The ruminants were seated at their favorite table.
“If I say it, you can believe it,” was said in all capital letters by the one most likely prone to telling falsehoods. He had one of those beards that grew so wild that I couldn’t help but do a visual search to see if something was peering out of it.
A couple of experienced women sat down at the next table.
One said, “This is my favorite restaurant. I almost always sit at this table. I come here all the time. I’d come here even more often if the food wasn’t so terrible.”
In the neighborhood
The neighbor didn’t have a telephone. He didn’t believe in having a lot of things that cost money. If someone needed to call him, he’d share my phone number. It worked. Any time someone called me and left a message for my neighbor, I’d send my neighbor a letter.
Car talk
A friend, Bruce Aird of Lake Forest, Calif., and I were talking about a certain kind of car. It’s a popular car that you’d recognize if I said the name, but I’m going to spare the car the embarrassment. It probably has a family who doesn’t need to read such things. Bruce described it as a car that should be sold only in pairs and each should come with a hitch so that it could tow the other when it stopped running.
I was the sorriest
I was walking behind three friends from England as we strolled around Vienna. They exemplified the famed English politeness, apologizing quickly for any possible infraction of manners.

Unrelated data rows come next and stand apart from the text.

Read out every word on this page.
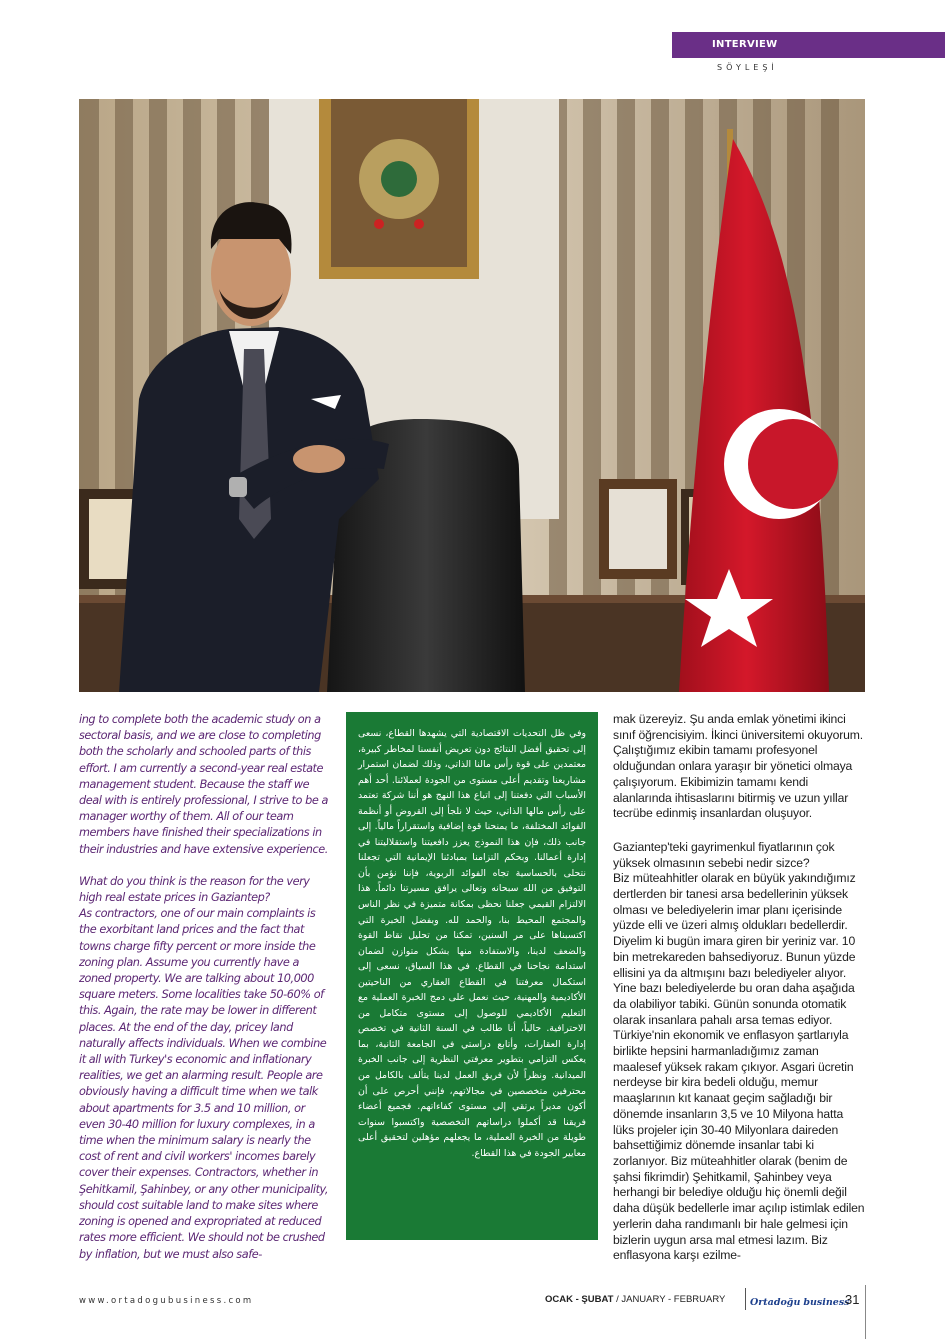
INTERVIEW
SÖYLEŞİ

ing to complete both the academic study on a sectoral basis, and we are close to completing both the scholarly and schooled parts of this effort. I am currently a second-year real estate management student. Because the staff we deal with is entirely professional, I strive to be a manager worthy of them. All of our team members have finished their specializations in their industries and have extensive experience.

What do you think is the reason for the very high real estate prices in Gaziantep?

As contractors, one of our main complaints is the exorbitant land prices and the fact that towns charge fifty percent or more inside the zoning plan. Assume you currently have a zoned property. We are talking about 10,000 square meters. Some localities take 50-60% of this. Again, the rate may be lower in different places. At the end of the day, pricey land naturally affects individuals. When we combine it all with Turkey's economic and inflationary realities, we get an alarming result. People are obviously having a difficult time when we talk about apartments for 3.5 and 10 million, or even 30-40 million for luxury complexes, in a time when the minimum salary is nearly the cost of rent and civil workers' incomes barely cover their expenses. Contractors, whether in Şehitkamil, Şahinbey, or any other municipality, should cost suitable land to make sites where zoning is opened and expropriated at reduced rates more efficient. We should not be crushed by inflation, but we must also safe-

وفي ظل التحديات الاقتصادية التي يشهدها القطاع، نسعى إلى تحقيق أفضل النتائج دون تعريض أنفسنا لمخاطر كبيرة، معتمدين على قوة رأس مالنا الذاتي، وذلك لضمان استمرار مشاريعنا وتقديم أعلى مستوى من الجودة لعملائنا. أحد أهم الأسباب التي دفعتنا إلى اتباع هذا النهج هو أننا شركة تعتمد على رأس مالها الذاتي، حيث لا نلجأ إلى القروض أو أنظمة الفوائد المختلفة، ما يمنحنا قوة إضافية واستقراراً مالياً. إلى جانب ذلك، فإن هذا النموذج يعزز دافعيتنا واستقلاليتنا في إدارة أعمالنا. وبحكم التزامنا بمبادئنا الإيمانية التي تجعلنا نتحلى بالحساسية تجاه الفوائد الربوية، فإننا نؤمن بأن التوفيق من الله سبحانه وتعالى يرافق مسيرتنا دائماً. هذا الالتزام القيمي جعلنا نحظى بمكانة متميزة في نظر الناس والمجتمع المحيط بنا، والحمد لله. وبفضل الخبرة التي اكتسبناها على مر السنين، تمكنا من تحليل نقاط القوة والضعف لدينا، والاستفادة منها بشكل متوازن لضمان استدامة نجاحنا في القطاع. في هذا السياق، نسعى إلى استكمال معرفتنا في القطاع العقاري من الناحيتين الأكاديمية والمهنية، حيث نعمل على دمج الخبرة العملية مع التعليم الأكاديمي للوصول إلى مستوى متكامل من الاحترافية. حالياً، أنا طالب في السنة الثانية في تخصص إدارة العقارات، وأتابع دراستي في الجامعة الثانية، بما يعكس التزامي بتطوير معرفتي النظرية إلى جانب الخبرة الميدانية. ونظراً لأن فريق العمل لدينا يتألف بالكامل من محترفين متخصصين في مجالاتهم، فإنني أحرص على أن أكون مديراً يرتقي إلى مستوى كفاءاتهم. فجميع أعضاء فريقنا قد أكملوا دراساتهم التخصصية واكتسبوا سنوات طويلة من الخبرة العملية، ما يجعلهم مؤهلين لتحقيق أعلى معايير الجودة في هذا القطاع.

mak üzereyiz. Şu anda emlak yönetimi ikinci sınıf öğrencisiyim. İkinci üniversitemi okuyorum. Çalıştığımız ekibin tamamı profesyonel olduğundan onlara yaraşır bir yönetici olmaya çalışıyorum. Ekibimizin tamamı kendi alanlarında ihtisaslarını bitirmiş ve uzun yıllar tecrübe edinmiş insanlardan oluşuyor.

Gaziantep'teki gayrimenkul fiyatlarının çok
yüksek olmasının sebebi nedir sizce?

Biz müteahhitler olarak en büyük yakındığımız dertlerden bir tanesi arsa bedellerinin yüksek olması ve belediyelerin imar planı içerisinde yüzde elli ve üzeri almış oldukları bedellerdir. Diyelim ki bugün imara giren bir yeriniz var. 10 bin metrekareden bahsediyoruz. Bunun yüzde ellisini ya da altmışını bazı belediyeler alıyor. Yine bazı belediyelerde bu oran daha aşağıda da olabiliyor tabiki. Günün sonunda otomatik olarak insanlara pahalı arsa temas ediyor. Türkiye'nin ekonomik ve enflasyon şartlarıyla birlikte hepsini harmanladığımız zaman maalesef yüksek rakam çıkıyor. Asgari ücretin nerdeyse bir kira bedeli olduğu, memur maaşlarının kıt kanaat geçim sağladığı bir dönemde insanların 3,5 ve 10 Milyona hatta lüks projeler için 30-40 Milyonlara daireden bahsettiğimiz dönemde insanlar tabi ki zorlanıyor. Biz müteahhitler olarak (benim de şahsi fikrimdir) Şehitkamil, Şahinbey veya herhangi bir belediye olduğu hiç önemli değil daha düşük bedellerle imar açılıp istimlak edilen yerlerin daha randımanlı bir hale gelmesi için bizlerin uygun arsa mal etmesi lazım. Biz enflasyona karşı ezilme-

www.ortadogubusiness.com	OCAK - ŞUBAT / JANUARY - FEBRUARY	Ortadoğu business
31
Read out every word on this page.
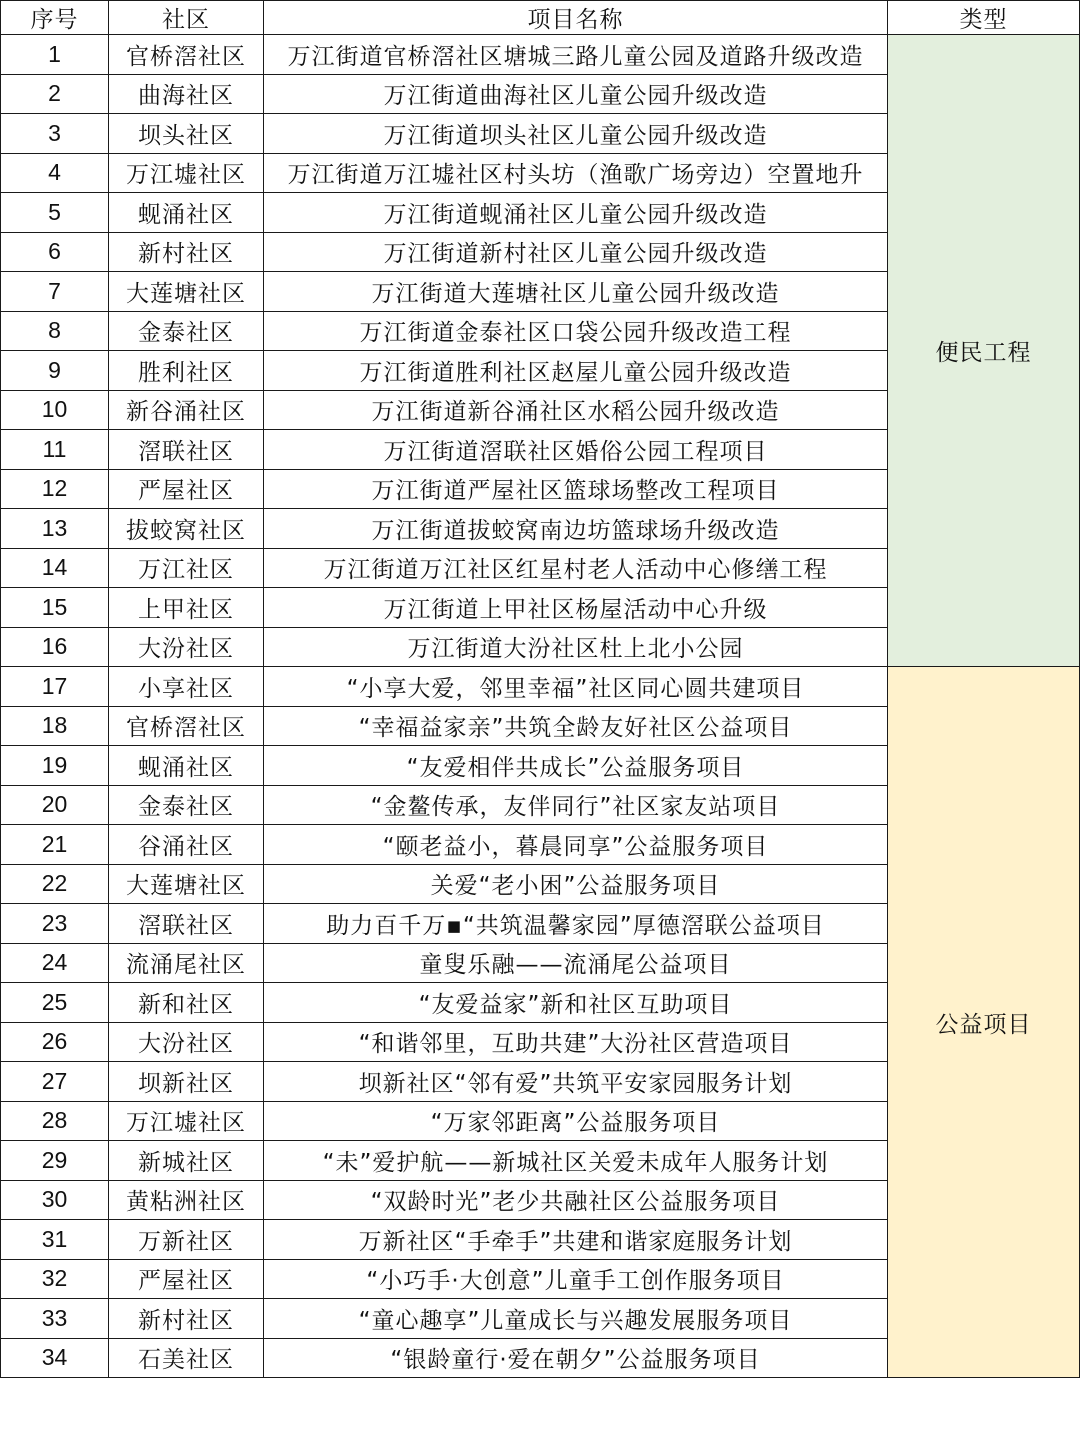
序号	社区	项目名称	类型
1	官桥滘社区	万江街道官桥滘社区塘城三路儿童公园及道路升级改造	便民工程
2	曲海社区	万江街道曲海社区儿童公园升级改造	
3	坝头社区	万江街道坝头社区儿童公园升级改造	
4	万江墟社区	万江街道万江墟社区村头坊（渔歌广场旁边）空置地升	
5	蚬涌社区	万江街道蚬涌社区儿童公园升级改造	
6	新村社区	万江街道新村社区儿童公园升级改造	
7	大莲塘社区	万江街道大莲塘社区儿童公园升级改造	
8	金泰社区	万江街道金泰社区口袋公园升级改造工程	
9	胜利社区	万江街道胜利社区赵屋儿童公园升级改造	
10	新谷涌社区	万江街道新谷涌社区水稻公园升级改造	
11	滘联社区	万江街道滘联社区婚俗公园工程项目	
12	严屋社区	万江街道严屋社区篮球场整改工程项目	
13	拔蛟窝社区	万江街道拔蛟窝南边坊篮球场升级改造	
14	万江社区	万江街道万江社区红星村老人活动中心修缮工程	
15	上甲社区	万江街道上甲社区杨屋活动中心升级	
16	大汾社区	万江街道大汾社区杜上北小公园	
17	小享社区	“小享大爱，邻里幸福”社区同心圆共建项目	公益项目
18	官桥滘社区	“幸福益家亲”共筑全龄友好社区公益项目	
19	蚬涌社区	“友爱相伴共成长”公益服务项目	
20	金泰社区	“金鳌传承，友伴同行”社区家友站项目	
21	谷涌社区	“颐老益小，暮晨同享”公益服务项目	
22	大莲塘社区	关爱“老小困”公益服务项目	
23	滘联社区	助力百千万▪“共筑温馨家园”厚德滘联公益项目	
24	流涌尾社区	童叟乐融——流涌尾公益项目	
25	新和社区	“友爱益家”新和社区互助项目	
26	大汾社区	“和谐邻里，互助共建”大汾社区营造项目	
27	坝新社区	坝新社区“邻有爱”共筑平安家园服务计划	
28	万江墟社区	“万家邻距离”公益服务项目	
29	新城社区	“未”爱护航——新城社区关爱未成年人服务计划	
30	黄粘洲社区	“双龄时光”老少共融社区公益服务项目	
31	万新社区	万新社区“手牵手”共建和谐家庭服务计划	
32	严屋社区	“小巧手·大创意”儿童手工创作服务项目	
33	新村社区	“童心趣享”儿童成长与兴趣发展服务项目	
34	石美社区	“银龄童行·爱在朝夕”公益服务项目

I blurted out, “I’m sorry.”
They asked a collective, “Why are you sorry?”
I replied, “Because I’m behind you.”
“Why should that make you sorry?” they asked as a group.

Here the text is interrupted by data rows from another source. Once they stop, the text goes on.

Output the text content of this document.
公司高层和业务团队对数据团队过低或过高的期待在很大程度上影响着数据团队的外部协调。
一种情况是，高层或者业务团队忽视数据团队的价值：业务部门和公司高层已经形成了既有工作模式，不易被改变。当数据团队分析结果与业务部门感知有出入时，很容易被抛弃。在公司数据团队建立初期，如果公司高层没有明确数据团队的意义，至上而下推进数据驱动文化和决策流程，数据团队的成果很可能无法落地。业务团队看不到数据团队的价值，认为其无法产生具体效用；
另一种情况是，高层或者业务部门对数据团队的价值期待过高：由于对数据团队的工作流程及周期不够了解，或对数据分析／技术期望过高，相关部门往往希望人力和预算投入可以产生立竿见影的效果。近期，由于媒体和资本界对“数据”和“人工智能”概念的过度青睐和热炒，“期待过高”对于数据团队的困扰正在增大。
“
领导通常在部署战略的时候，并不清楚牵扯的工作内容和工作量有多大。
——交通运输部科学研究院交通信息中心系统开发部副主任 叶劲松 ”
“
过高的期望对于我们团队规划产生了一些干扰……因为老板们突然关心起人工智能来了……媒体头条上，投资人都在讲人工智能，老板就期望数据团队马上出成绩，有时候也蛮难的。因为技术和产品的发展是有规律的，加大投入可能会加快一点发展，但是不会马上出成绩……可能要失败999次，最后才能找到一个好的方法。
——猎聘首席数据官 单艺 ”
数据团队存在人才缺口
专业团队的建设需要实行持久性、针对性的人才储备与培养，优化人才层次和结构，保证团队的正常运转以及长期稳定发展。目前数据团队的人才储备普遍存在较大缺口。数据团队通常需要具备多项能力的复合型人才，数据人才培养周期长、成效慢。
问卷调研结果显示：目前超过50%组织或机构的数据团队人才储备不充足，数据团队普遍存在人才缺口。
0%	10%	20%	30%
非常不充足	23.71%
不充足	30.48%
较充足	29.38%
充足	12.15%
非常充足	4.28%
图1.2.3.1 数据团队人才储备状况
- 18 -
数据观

I explained that I was sorry because I’d have liked to have been in front of them.
They were sorry they had asked.
A week later, I was headed home from Carrington, N.D. Traffic was moving along at a brisk pace when suddenly it came to a complete halt about 30 miles north of Minneapolis. We creeped and beeped for a many miles. I wished I could have walked on ahead. Childish doofuses changed lanes with every three cars they managed to squeeze by, zigzagging their way to their destinations. I tried not to judge them. I imagined them apologizing each time they made a move. I wished good things for them and their blessed offspring. I try not to growl about traffic. There might be an accident ahead of me. If I complained, I’d feel like a complete jerk when I saw an ambulance.
Spectacles
I stopped at the eyeglasses place to have my cheaters adjusted. They were irritating my nose, chewing into the flesh on both sides.
I explained my problem to the nice person working there.
She thought she’d be able to solve my predicament posthaste.
She fussed with them some before asking, “Is this the same head you had when you purchased the glasses?”
Lemon bar
I devoured a lemon bar at a feed near Melville, N.D. Lemon bars are good and this one was particularly so. It had a plethora of powdered sugar. So much, that with each bite, powdered sugar filled the air. It looked like snow flurries in June. That’s why I was on The Weather Channel.
Did you know?
Canada’s population is about 11 percent of that of the US.
Nature notes
“Do any birds hibernate?” Not really, but the common poorwill slows its metabolic rate and drops its body temperature, going into a hibernation-like state known as torpor. In periods of cold weather, a poorwill may stay in torpor for several weeks, which allows the bird to go without food when insect prey is unavailable.
Meeting adjourned
“Forgiveness is the economy of the heart. Forgiveness saves the expense of anger, the cost of hatred, the waste of spirits.”—Hannah More.